Boris Johnson defended his decision by arguing that the pandemic was an unforeseen issue so renders any promises in a manifesto too difficult to uphold. But many believe that the timing of this increase is poorly decided upon, with many people and businesses facing financial issues – paying extra contributions could be debilitating to people’s financial standing.
Furthermore, the increase is being branded a ‘tax on jobs’. This means that the tax is affecting those in work and their activity – rather than profit, resulting in lower earners being disproportionately affected by the increase. Also, the increase in dividend tax payment will impact small business directors who received no support from the government throughout the pandemic – making it a bitter pill to swallow for those who have to now help in repaying the costs. Employment specialists have warned that the raises in these taxes may discourage businesses from creating more job opportunities, at a time where the UK is facing a large crisis in recruitment. The argument stands that business owners should have been allowed longer to recover from the pandemic before being faced with additional concerns through raises in tax and National Insurance.

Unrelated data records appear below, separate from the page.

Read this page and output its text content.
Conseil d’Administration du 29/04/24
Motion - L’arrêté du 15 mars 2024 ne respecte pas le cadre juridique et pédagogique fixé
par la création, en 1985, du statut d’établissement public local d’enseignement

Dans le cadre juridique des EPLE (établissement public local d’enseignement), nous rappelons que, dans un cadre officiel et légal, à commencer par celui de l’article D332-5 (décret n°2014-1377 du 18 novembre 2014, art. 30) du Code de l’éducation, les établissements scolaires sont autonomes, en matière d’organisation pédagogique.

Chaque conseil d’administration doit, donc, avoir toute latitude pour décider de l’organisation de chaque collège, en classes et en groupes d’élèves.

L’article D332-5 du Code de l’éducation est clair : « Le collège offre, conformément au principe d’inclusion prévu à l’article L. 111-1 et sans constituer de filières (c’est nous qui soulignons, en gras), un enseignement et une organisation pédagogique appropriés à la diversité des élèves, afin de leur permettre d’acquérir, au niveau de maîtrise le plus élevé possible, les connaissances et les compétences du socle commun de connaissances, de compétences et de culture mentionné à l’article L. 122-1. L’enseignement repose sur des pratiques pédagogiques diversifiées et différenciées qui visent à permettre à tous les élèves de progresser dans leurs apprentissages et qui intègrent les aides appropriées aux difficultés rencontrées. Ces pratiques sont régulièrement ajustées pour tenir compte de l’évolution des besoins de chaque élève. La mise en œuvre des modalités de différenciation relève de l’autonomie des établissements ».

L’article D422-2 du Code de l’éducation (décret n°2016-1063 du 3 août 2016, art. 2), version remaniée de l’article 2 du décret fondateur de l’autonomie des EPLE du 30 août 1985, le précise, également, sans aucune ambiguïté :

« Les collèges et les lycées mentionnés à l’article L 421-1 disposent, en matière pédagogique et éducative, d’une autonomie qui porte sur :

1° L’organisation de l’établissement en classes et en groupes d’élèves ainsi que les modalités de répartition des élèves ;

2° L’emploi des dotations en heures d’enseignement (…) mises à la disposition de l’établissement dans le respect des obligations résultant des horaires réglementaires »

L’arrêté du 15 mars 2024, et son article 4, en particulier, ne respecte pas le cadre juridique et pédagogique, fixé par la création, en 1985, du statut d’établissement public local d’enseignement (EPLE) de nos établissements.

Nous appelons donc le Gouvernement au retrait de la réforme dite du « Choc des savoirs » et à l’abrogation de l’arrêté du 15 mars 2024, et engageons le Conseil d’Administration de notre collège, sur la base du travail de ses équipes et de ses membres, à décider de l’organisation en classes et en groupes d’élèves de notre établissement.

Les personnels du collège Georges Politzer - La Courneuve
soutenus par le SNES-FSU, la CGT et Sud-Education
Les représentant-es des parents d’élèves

Why National Insurance and not a different tax?
The argument supporting the increase in National Insurance is that both employers and businesses contribute to national insurance, which spreads the payment, as Boris Johnson said the if they used an alternative method where only employees contributed, they could have been faced with double the increase.
Critics, however, argue that this is a tactic by the Government as people are less familiar with National Insurance. If they were to raise income tax, for example, people are more knowledgeable around the tax and as such more informed about what they are paying – and willing to pay.
Furthermore, choosing to use National Insurance as opposed to Income Tax disproportionately affects lower-paid earners. This is because as your income exceeds £50,000 National Insurance is a smaller proportion of your wage – unlike income tax.
Other alternatives to raising National Insurance Contributions are instead raising Capital Gains Tax (CGT).
The CGT is a tax on the profit of an item sold that has increased value – so you are taxed on the gain and not the amount of money you receive. Capital Gains are taxed at lower levels than income because people are seen to be making an investment or entrepreneurial risk. The tax is almost exclusively paid by wealthy older households with great assets and property portfolios. The argument is that raising this tax to a similar level to income tax could create around £17 billion in funding – and would save low earners from being disproportionately affected.
As you have read, there is a lot of controversy around the latest announcement to increase National Insurance Contributions and Dividend tax.
Looking forward with the increase in mind, questions are raised as to whether the increase can be considered a ‘tax on jobs’, and could it stifle employment and the creation of jobs – with businesses not being financially stable enough to be able to support the additional payments.
Furthermore, would an alternative to raising National Insurance have been more appropriate? As opposed to threatening an already weak job market, would a fairer way to secure the levy be profits based, like the self-employed, as opposed to being based on jobs? Whether the decision is right or wrong, as it stands Class 1, and 4 National Insurance Contributions and Dividends will raise by 1.25% from April 2022 and will become a separate health and social care levy from 2023.